Andy is the second Fifth Estate staffer who has regretted his non-conventional living arrangements. Another, who was so regretful that he had published a book on group marriage, Sexual Scarcity: The Marital Mistake and the Communal Alternative, that he spent a year trying to buy up every copy in existence. Unfortunately for him, it’s still available from Amazon, but at five times its original cost.

I doubt whether admonitions or warnings coming from religionists or anarchists are going to prevent people, particularly younger ones, from finding ways to express their sexuality other than in prescribed ways. In the 1950s, Frank Sinatra sang, “Love and marriage go together like a horse and carriage.” Not much of a recommendation.

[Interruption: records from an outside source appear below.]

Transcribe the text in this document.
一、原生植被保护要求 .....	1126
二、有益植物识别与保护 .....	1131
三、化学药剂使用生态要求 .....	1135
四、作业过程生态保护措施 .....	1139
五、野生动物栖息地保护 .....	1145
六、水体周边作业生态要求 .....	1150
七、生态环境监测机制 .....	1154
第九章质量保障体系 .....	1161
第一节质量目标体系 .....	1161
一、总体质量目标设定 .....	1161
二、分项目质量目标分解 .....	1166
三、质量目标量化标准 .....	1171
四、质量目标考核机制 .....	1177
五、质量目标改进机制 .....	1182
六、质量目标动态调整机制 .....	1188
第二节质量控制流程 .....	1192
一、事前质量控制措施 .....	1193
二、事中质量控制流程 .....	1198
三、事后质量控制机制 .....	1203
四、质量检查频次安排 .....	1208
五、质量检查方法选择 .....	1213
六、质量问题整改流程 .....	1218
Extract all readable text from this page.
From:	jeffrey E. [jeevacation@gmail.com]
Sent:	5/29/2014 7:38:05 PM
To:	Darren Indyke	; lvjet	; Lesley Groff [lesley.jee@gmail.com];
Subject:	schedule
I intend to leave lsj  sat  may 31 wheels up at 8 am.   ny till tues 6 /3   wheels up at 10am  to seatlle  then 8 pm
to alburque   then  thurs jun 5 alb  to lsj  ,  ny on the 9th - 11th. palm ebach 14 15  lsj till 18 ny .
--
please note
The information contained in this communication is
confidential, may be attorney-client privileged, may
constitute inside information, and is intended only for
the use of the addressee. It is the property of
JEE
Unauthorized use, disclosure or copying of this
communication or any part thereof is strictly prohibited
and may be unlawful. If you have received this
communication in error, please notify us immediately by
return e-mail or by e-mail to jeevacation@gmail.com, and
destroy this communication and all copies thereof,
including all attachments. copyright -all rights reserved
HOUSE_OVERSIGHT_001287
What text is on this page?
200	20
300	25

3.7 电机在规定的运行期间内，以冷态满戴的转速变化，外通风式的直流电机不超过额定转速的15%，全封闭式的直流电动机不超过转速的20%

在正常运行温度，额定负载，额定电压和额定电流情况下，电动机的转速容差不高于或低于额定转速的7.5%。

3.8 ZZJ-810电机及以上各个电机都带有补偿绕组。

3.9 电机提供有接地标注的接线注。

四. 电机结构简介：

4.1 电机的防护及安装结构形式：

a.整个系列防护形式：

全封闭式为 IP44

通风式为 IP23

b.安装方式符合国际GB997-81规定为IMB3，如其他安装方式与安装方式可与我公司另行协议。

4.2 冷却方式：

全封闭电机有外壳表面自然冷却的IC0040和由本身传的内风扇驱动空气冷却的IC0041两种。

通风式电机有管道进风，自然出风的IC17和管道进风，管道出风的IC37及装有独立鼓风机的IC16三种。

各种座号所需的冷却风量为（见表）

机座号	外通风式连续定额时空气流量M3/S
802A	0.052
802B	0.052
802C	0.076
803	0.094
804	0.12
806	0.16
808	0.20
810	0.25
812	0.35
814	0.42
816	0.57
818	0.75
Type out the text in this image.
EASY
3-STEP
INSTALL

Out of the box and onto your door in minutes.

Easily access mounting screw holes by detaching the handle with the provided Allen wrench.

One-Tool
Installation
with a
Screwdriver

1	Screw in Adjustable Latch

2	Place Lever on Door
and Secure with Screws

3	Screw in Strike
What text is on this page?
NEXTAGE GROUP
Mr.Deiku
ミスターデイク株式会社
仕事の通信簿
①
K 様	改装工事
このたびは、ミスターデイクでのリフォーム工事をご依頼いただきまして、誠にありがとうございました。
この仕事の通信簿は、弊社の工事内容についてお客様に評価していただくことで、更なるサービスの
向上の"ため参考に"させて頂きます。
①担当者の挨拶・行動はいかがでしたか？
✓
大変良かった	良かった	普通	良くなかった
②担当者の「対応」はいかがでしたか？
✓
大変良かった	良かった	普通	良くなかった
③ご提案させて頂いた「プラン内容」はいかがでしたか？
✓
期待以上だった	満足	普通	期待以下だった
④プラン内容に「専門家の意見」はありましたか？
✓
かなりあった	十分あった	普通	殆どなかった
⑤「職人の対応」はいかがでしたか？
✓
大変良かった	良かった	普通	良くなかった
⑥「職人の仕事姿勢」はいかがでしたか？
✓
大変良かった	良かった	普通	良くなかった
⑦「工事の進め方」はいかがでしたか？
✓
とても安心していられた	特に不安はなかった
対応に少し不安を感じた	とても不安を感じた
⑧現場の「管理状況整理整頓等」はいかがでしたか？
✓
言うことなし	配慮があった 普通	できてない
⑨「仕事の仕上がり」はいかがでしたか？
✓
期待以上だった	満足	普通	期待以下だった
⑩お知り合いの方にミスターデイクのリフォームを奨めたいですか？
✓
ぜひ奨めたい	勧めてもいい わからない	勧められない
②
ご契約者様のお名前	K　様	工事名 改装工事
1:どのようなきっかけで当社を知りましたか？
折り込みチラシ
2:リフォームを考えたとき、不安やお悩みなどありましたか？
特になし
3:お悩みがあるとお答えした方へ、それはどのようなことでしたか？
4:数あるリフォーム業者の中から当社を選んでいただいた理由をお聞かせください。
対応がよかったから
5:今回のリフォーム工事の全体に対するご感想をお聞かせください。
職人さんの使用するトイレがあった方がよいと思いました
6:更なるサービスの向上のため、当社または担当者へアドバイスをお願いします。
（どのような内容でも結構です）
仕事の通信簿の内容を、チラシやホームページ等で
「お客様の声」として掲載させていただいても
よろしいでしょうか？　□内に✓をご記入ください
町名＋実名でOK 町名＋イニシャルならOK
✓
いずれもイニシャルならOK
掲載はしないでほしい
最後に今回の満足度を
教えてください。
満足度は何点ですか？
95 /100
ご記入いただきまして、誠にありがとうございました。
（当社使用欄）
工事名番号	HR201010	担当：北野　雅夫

In Nathanial Hawthorn’s, The Scarlet Letter, not even the righteous Rev. Dimmesdale and Hester could hold back the flood of desire that swept over them which was supposed to be rigidly constrained. If those repressed Puritans couldn’t, do we really want to counsel others, particularly radicals, to not even make attempts at bursting sexual boundaries?

Let’s affirm all forms of sexuality between consenting partners including the ones Andy and I have chosen, and for the ones who try the wildest, most anarchic, wish them the best in their attempts.

None of us want to work for the clampdown.